Difference tests are the fundamental and most frequently used methods in sensory and consumer research. The most important questions difference tests must answer are: do various products differ from each other? And does the consumer detect the differences between various products?

Difference tests are used to measure small differences between products. For example, what is the effect of changing an ingredient, is the product like a reference sample, or does the packaging change the flavour or smell of a product?

The statistical principle behind every discrimination test should be to reject a null hypothesis (H0). For a difference test the null hypothesis states there is no detectable difference between two (or more) products. The alternative hypothesis H1 is that there is a detectable difference. If there is sufficient evidence to reject H0 in favour of the alternative hypothesis H1, then a difference can be recorded.

For a similarity test the null hypothesis states that there is a non-negligible difference. The alternative hypothesis is that there is no difference. If there is sufficient evidence to reject H0 in favour of the alternative hypothesis H1, then it can be concluded the products are similar.

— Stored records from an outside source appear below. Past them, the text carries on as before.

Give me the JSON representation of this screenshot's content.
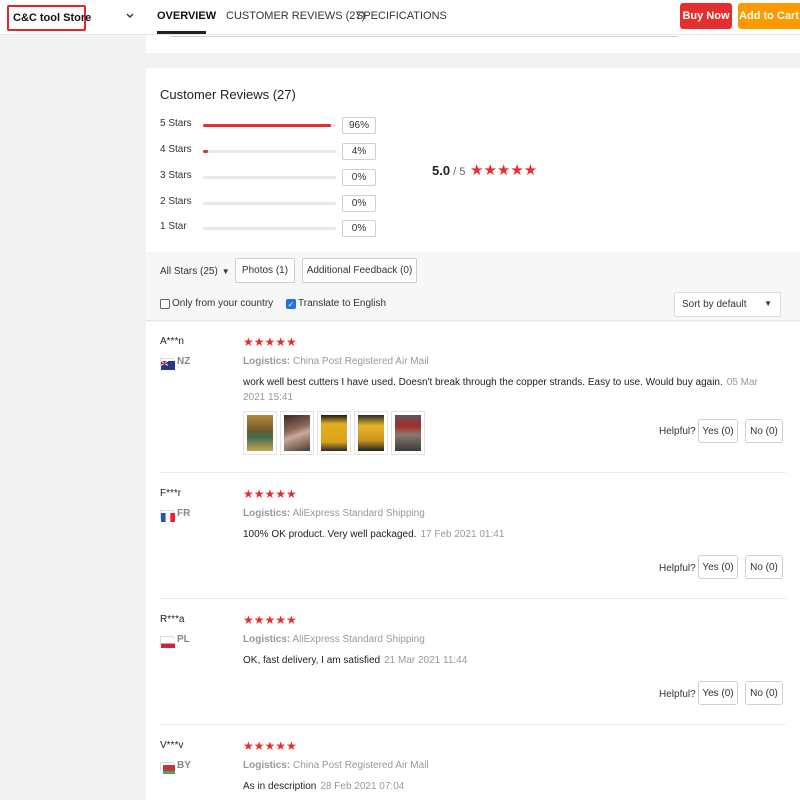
{
  "header": {
    "store_name": "C&C tool Store",
    "tabs": [
      "OVERVIEW",
      "CUSTOMER REVIEWS (27)",
      "SPECIFICATIONS"
    ],
    "buy_now": "Buy Now",
    "add_to_cart": "Add to Cart"
  },
  "reviews": {
    "title": "Customer Reviews (27)",
    "distribution": [
      {
        "label": "5 Stars",
        "pct": "96%",
        "fill": 0.96
      },
      {
        "label": "4 Stars",
        "pct": "4%",
        "fill": 0.04
      },
      {
        "label": "3 Stars",
        "pct": "0%",
        "fill": 0
      },
      {
        "label": "2 Stars",
        "pct": "0%",
        "fill": 0
      },
      {
        "label": "1 Star",
        "pct": "0%",
        "fill": 0
      }
    ],
    "average": "5.0",
    "average_of": " / 5",
    "average_stars": "★★★★★",
    "filters": {
      "all_stars": "All Stars (25)",
      "photos": "Photos (1)",
      "additional": "Additional Feedback (0)",
      "only_country": "Only from your country",
      "translate": "Translate to English",
      "sort": "Sort by default"
    }
  },
  "review_list": [
    {
      "name": "A***n",
      "country": "NZ",
      "stars": "★★★★★",
      "logistics_label": "Logistics:",
      "logistics": "China Post Registered Air Mail",
      "text": "work well best cutters I have used. Doesn't break through the copper strands. Easy to use. Would buy again.",
      "date_a": "05 Mar",
      "date_b": "2021 15:41",
      "helpful": "Helpful?",
      "yes": "Yes (0)",
      "no": "No (0)"
    },
    {
      "name": "F***r",
      "country": "FR",
      "stars": "★★★★★",
      "logistics_label": "Logistics:",
      "logistics": "AliExpress Standard Shipping",
      "text": "100% OK product. Very well packaged.",
      "date": "17 Feb 2021 01:41",
      "helpful": "Helpful?",
      "yes": "Yes (0)",
      "no": "No (0)"
    },
    {
      "name": "R***a",
      "country": "PL",
      "stars": "★★★★★",
      "logistics_label": "Logistics:",
      "logistics": "AliExpress Standard Shipping",
      "text": "OK, fast delivery, I am satisfied",
      "date": "21 Mar 2021 11:44",
      "helpful": "Helpful?",
      "yes": "Yes (0)",
      "no": "No (0)"
    },
    {
      "name": "V***v",
      "country": "BY",
      "stars": "★★★★★",
      "logistics_label": "Logistics:",
      "logistics": "China Post Registered Air Mail",
      "text": "As in description",
      "date": "28 Feb 2021 07:04"
    }
  ],
  "colors": {
    "accent_red": "#e62e2e",
    "accent_orange": "#ff9900"
  }
}
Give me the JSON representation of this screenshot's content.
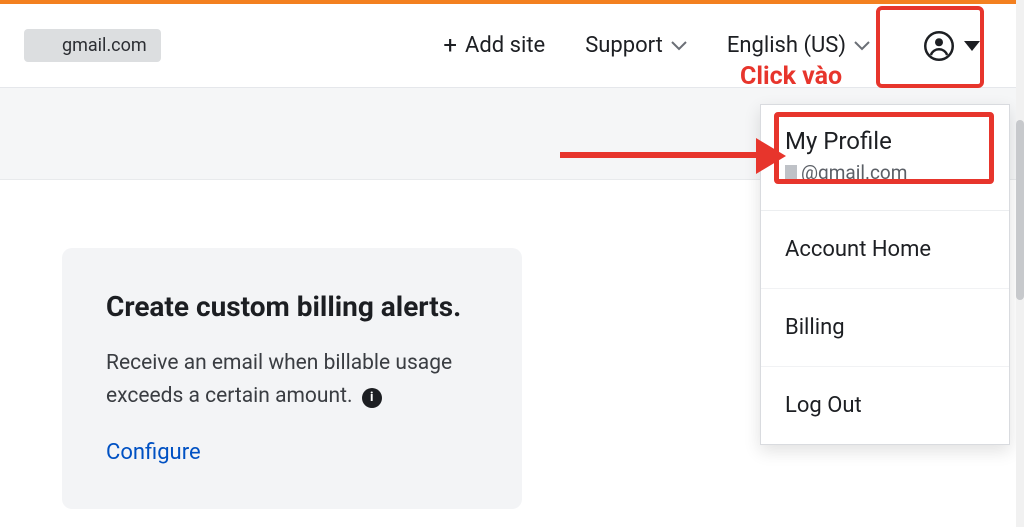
{
  "header": {
    "account_email_suffix": "gmail.com",
    "add_site_label": "Add site",
    "support_label": "Support",
    "language_label": "English (US)"
  },
  "annotation": {
    "click_label": "Click vào"
  },
  "menu": {
    "my_profile_label": "My Profile",
    "my_profile_email": "@gmail.com",
    "account_home_label": "Account Home",
    "billing_label": "Billing",
    "log_out_label": "Log Out"
  },
  "card": {
    "title": "Create custom billing alerts.",
    "body_line1": "Receive an email when billable usage",
    "body_line2": "exceeds a certain amount.",
    "configure_label": "Configure"
  }
}
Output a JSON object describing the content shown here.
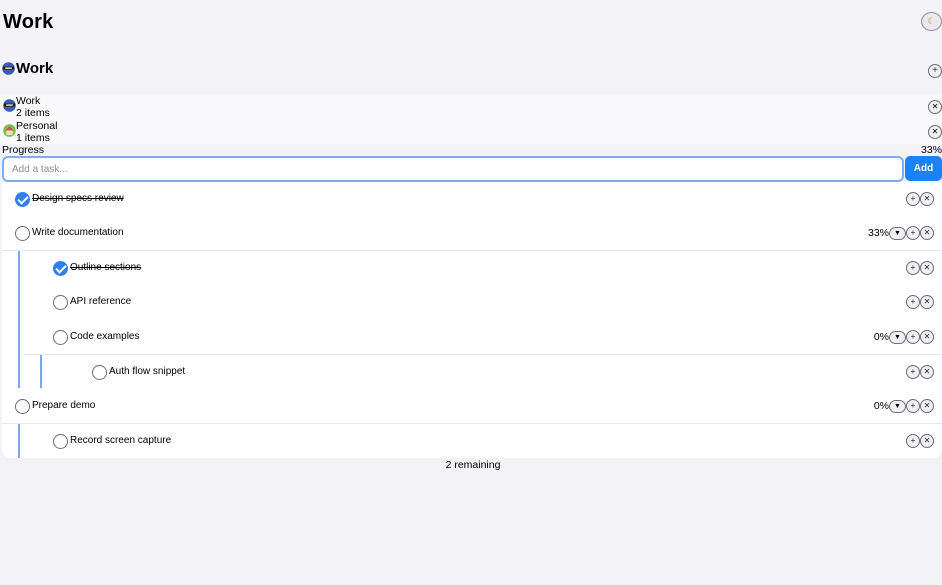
{
  "header": {
    "title": "Work",
    "theme_icon": "moon-icon"
  },
  "current_list": {
    "emoji": "ninja-emoji",
    "name": "Work",
    "add_icon": "plus-icon"
  },
  "lists": [
    {
      "emoji": "ninja-emoji",
      "name": "Work",
      "count": "2 items"
    },
    {
      "emoji": "house-emoji",
      "name": "Personal",
      "count": "1 items"
    }
  ],
  "progress": {
    "label": "Progress",
    "value": "33%"
  },
  "add_task": {
    "placeholder": "Add a task...",
    "button_label": "Add"
  },
  "tasks": [
    {
      "text": "Design specs review",
      "done": true
    },
    {
      "text": "Write documentation",
      "done": false,
      "percent": "33%"
    },
    {
      "text": "Outline sections",
      "done": true
    },
    {
      "text": "API reference",
      "done": false
    },
    {
      "text": "Code examples",
      "done": false,
      "percent": "0%"
    },
    {
      "text": "Auth flow snippet",
      "done": false
    },
    {
      "text": "Prepare demo",
      "done": false,
      "percent": "0%"
    },
    {
      "text": "Record screen capture",
      "done": false
    }
  ],
  "footer": {
    "remaining": "2 remaining"
  },
  "colors": {
    "accent": "#1a82f7",
    "check": "#2f80ed",
    "nest_line": "#7ba7e8",
    "background": "#f2f2f7"
  }
}
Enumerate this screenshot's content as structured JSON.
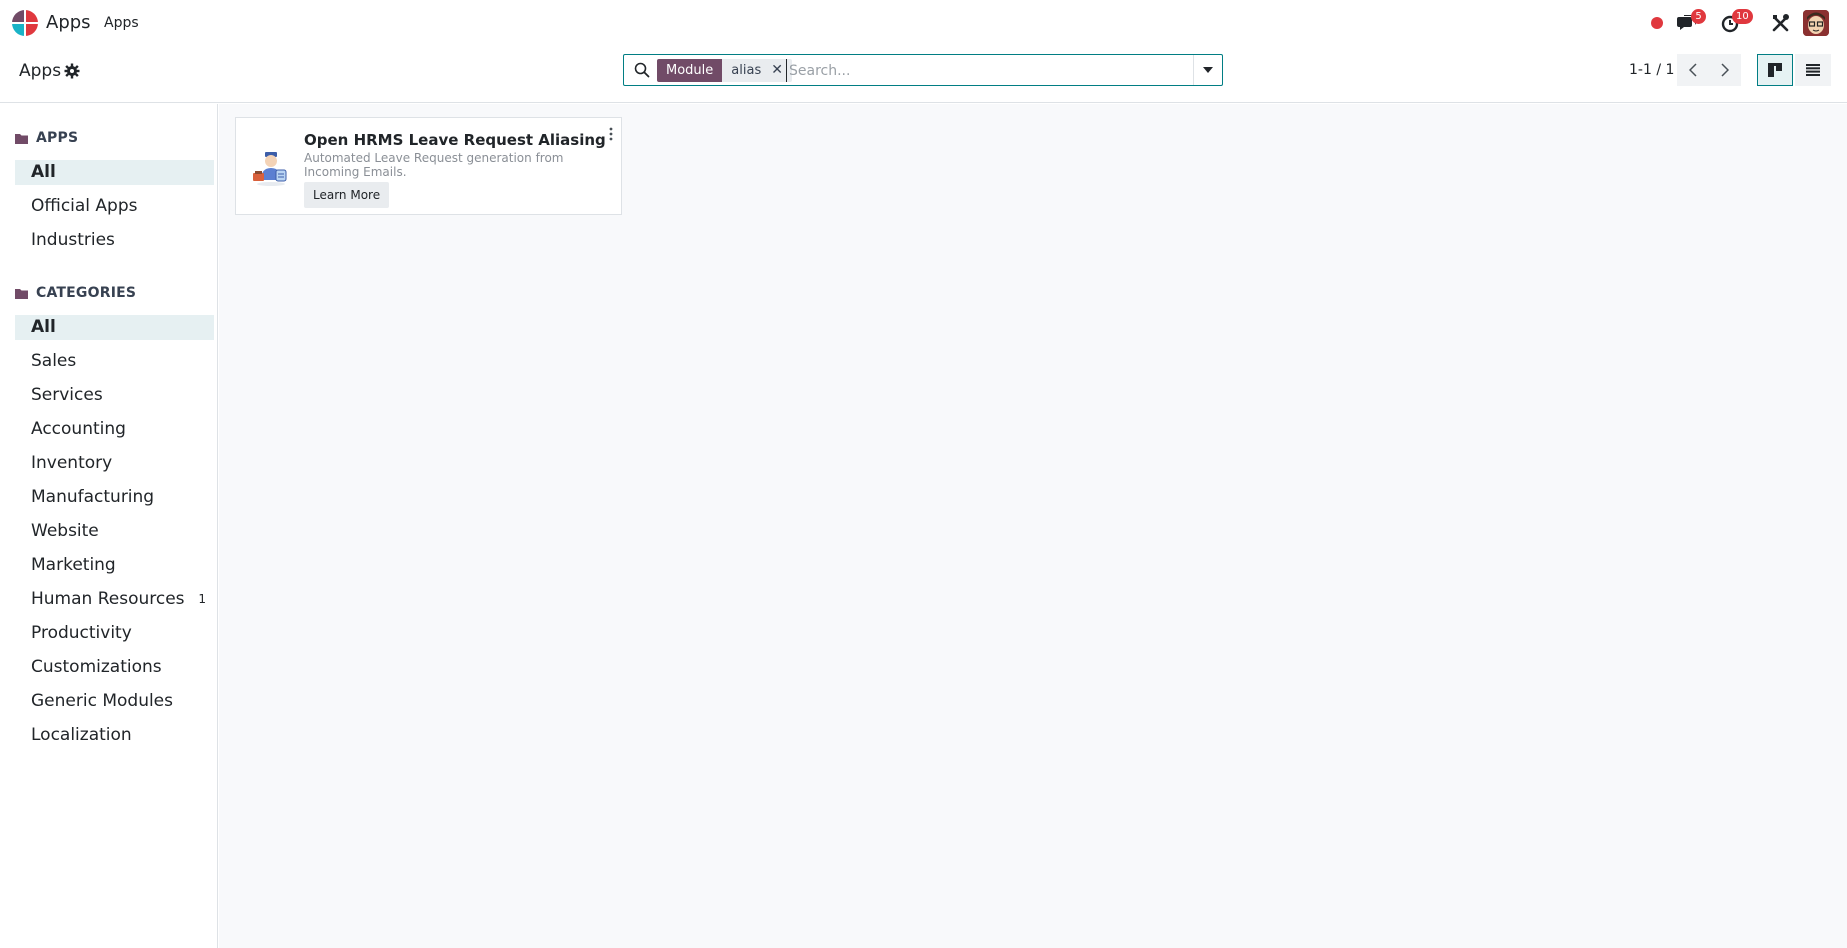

However, failure to reject the null hypothesis should not be assumed evidence to accept it. The null hypothesis is formulated on the premise that all of the panellists guessed when they made their response. The statistical test chosen should give a probability value that the result was arrived at through pure guesswork. If this probability is sufficiently low and the measured values are significantly different the null hypothesis can be rejected in favour of H1.